Particularly, Jesus.

This is not the end

But for Jesus and for all the others, God had written not just death to themselves, but resurrection. Restoration. A graduation, you might say, of sorts.

And after you have suffered a little while, the God of all grace, who has called you to his eternal glory in Christ, will himself restore, confirm, strengthen, and establish you. 1 Peter 5:10

Read God’s words through Moses to His people after 400 years of the hard:

And Moses said to the people, “Fear not, stand firm, and see the salvation of the Lord, which he will work for you today. For the Egyptians whom you see today, you shall never see again.  The Lord will fight for you, and you have only to be silent.”

Exodus 14:13-14

At a graduation 800 miles from my home last week, I saw a young man poised, disciplined, thoughtful, and impressive. There had been an ordained end to the hard.

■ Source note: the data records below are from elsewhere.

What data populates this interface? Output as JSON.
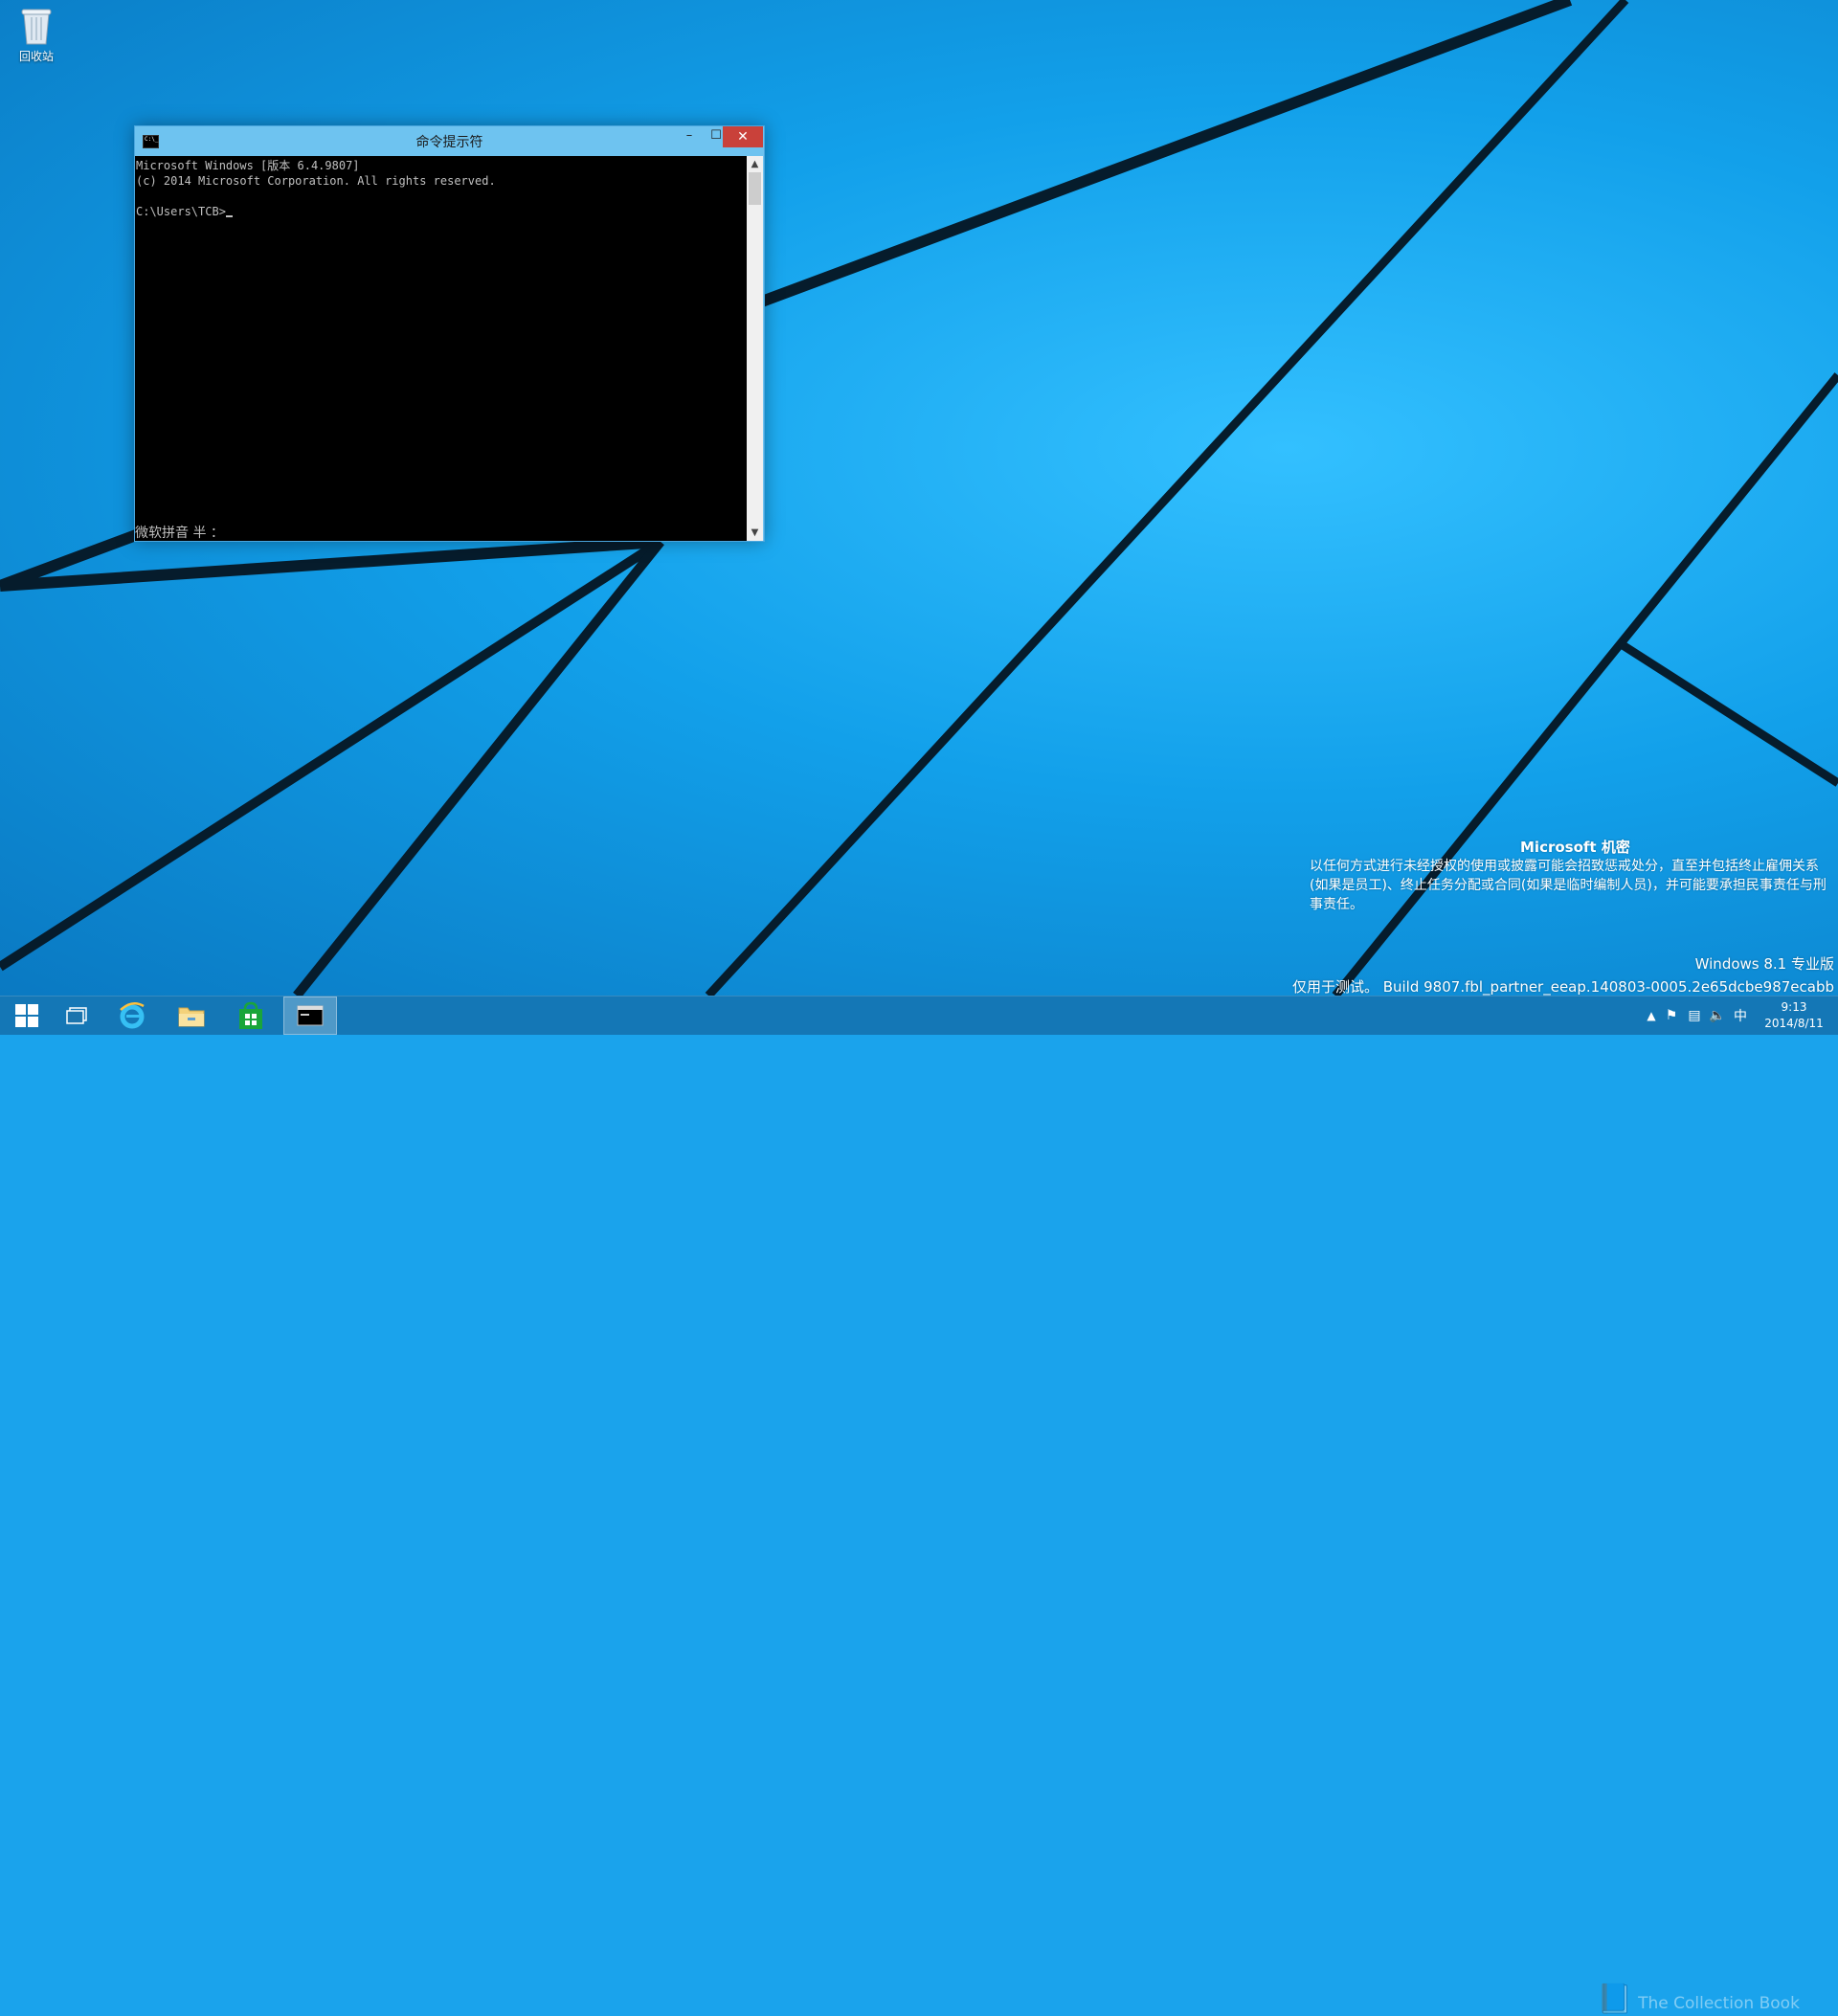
{
  "desktop": {
    "recycle_bin_label": "回收站"
  },
  "cmd_window": {
    "title": "命令提示符",
    "icon_label": "C:\\_",
    "min_glyph": "–",
    "max_glyph": "☐",
    "close_glyph": "✕",
    "lines": [
      "Microsoft Windows [版本 6.4.9807]",
      "(c) 2014 Microsoft Corporation. All rights reserved.",
      "",
      "C:\\Users\\TCB>"
    ],
    "ime_status": "微软拼音 半 ："
  },
  "watermark": {
    "title": "Microsoft 机密",
    "body": "以任何方式进行未经授权的使用或披露可能会招致惩戒处分，直至并包括终止雇佣关系(如果是员工)、终止任务分配或合同(如果是临时编制人员)，并可能要承担民事责任与刑事责任。",
    "edition": "Windows 8.1 专业版",
    "build": "仅用于测试。 Build 9807.fbl_partner_eeap.140803-0005.2e65dcbe987ecabb"
  },
  "taskbar": {
    "tray_ime": "中",
    "time": "9:13",
    "date": "2014/8/11",
    "site_watermark": "The Collection Book"
  },
  "colors": {
    "accent": "#1aa3ec",
    "titlebar": "#6ec3f0",
    "close": "#c9413a"
  }
}
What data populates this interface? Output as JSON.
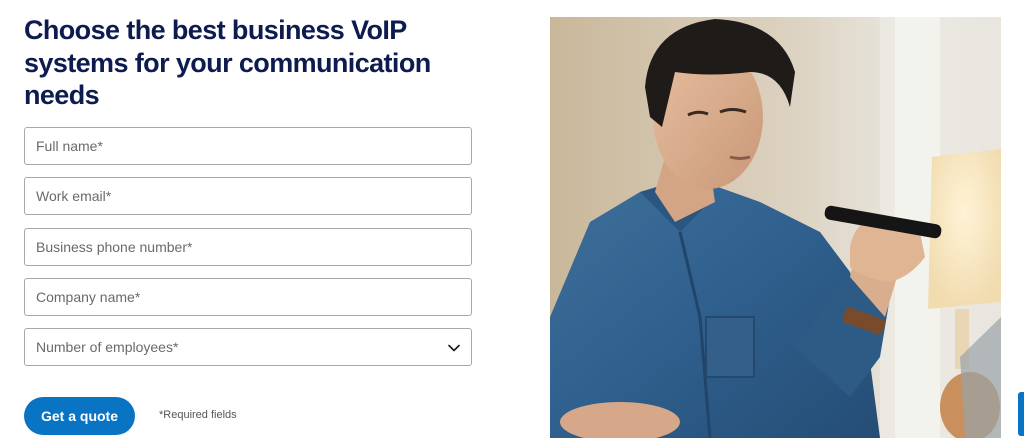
{
  "headline": "Choose the best business VoIP systems for your communication needs",
  "form": {
    "full_name_placeholder": "Full name*",
    "work_email_placeholder": "Work email*",
    "phone_placeholder": "Business phone number*",
    "company_placeholder": "Company name*",
    "employees_select": {
      "selected": "Number of employees*"
    },
    "submit_label": "Get a quote",
    "required_note": "*Required fields"
  },
  "colors": {
    "headline": "#0d1b4f",
    "button": "#0a74c4",
    "field_border": "#a8a8a8"
  },
  "icons": {
    "select_arrow": "chevron-down-icon"
  },
  "image": {
    "subject": "man in denim shirt speaking into a smartphone"
  }
}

Up to that day, I slid a magnet across each day of his weekly schedule posted on our fridge. I wrote two letters a week, reminding him we were cheering him on, that God saw him and held up his arms.

Our family was leaning toward his graduation, praying for each day’s challenge pushing him to and beyond his limits. I couldn’t wait for the day I would hug his stronger, more capable body close to mine and tell him how proud I was.

Is there a picture there of how God–so much more–does this for me?